Petit matin d’hiver, Demoral rentre chez lui. Durant sa ballade nocturne il n’a finalement fait que tricoter ses idées noires à la recherche d’un pont assez haut pour sauter. Au passage du pmu il entend une voix.
Assieds-toi, prends le café.
Demoral lève la tête, c’est le patron qui lui fait cette injonction. Sans réfléchir il s’installe à la première place en terrasse. En face de lui une dame, probablement une femme de ménage en charge de l’entretien des halls d’immeuble, termine son café en semblant regretter que la méditerranée ne soit pas assez profonde pour y plonger sa détresse
Le patron dépose une tasse fumante devant Demoral hagard.
La dame demande à régler sa consommation.
C’est le jeune homme qui vous l’offre.
Et le patron de repartir plateau en main et sourire pincé aux lèvres vers les autres clients. Deux tourtereaux hébétés d’être sortis de leur torpeur entament une conversation.
C’est peu de dire que Demoral en a fréquenté des bars. Mais un geste de cette classe, il n’en avait jamais vu. Il vient de basculer de phase.

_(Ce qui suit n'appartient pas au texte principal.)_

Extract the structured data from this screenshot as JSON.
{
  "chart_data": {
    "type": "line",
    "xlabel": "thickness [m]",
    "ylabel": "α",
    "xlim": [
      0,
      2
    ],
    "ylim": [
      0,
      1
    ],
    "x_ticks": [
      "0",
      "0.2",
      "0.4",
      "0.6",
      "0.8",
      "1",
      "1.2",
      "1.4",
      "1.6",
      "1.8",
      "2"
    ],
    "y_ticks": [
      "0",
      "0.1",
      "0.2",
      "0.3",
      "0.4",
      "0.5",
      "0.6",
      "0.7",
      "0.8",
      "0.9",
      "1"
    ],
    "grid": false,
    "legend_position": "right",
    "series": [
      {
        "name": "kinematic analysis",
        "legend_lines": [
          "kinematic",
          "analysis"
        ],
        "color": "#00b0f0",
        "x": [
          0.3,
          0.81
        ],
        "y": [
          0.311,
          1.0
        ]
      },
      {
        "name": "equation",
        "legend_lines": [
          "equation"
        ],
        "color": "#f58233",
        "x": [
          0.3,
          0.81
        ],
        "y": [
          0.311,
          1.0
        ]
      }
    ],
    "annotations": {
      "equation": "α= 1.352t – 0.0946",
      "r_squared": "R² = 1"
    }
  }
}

En fin de croisière, mon traitre d’équipage m’a abandonné. Ils sont allé tout raconter à la brokeuse qui m’a appelé pour en savoir plus. Je n’ai dit que du bien d’eux.
Par contre le patron ne m’a pas oublié. Il a fallu recruter. D’abord Yann, un ami plongeur qui me grattait les hélices du temps de « Manouche ». Puis Carolita, probablement recrutée en fin de soirée du côté de SaintTropez.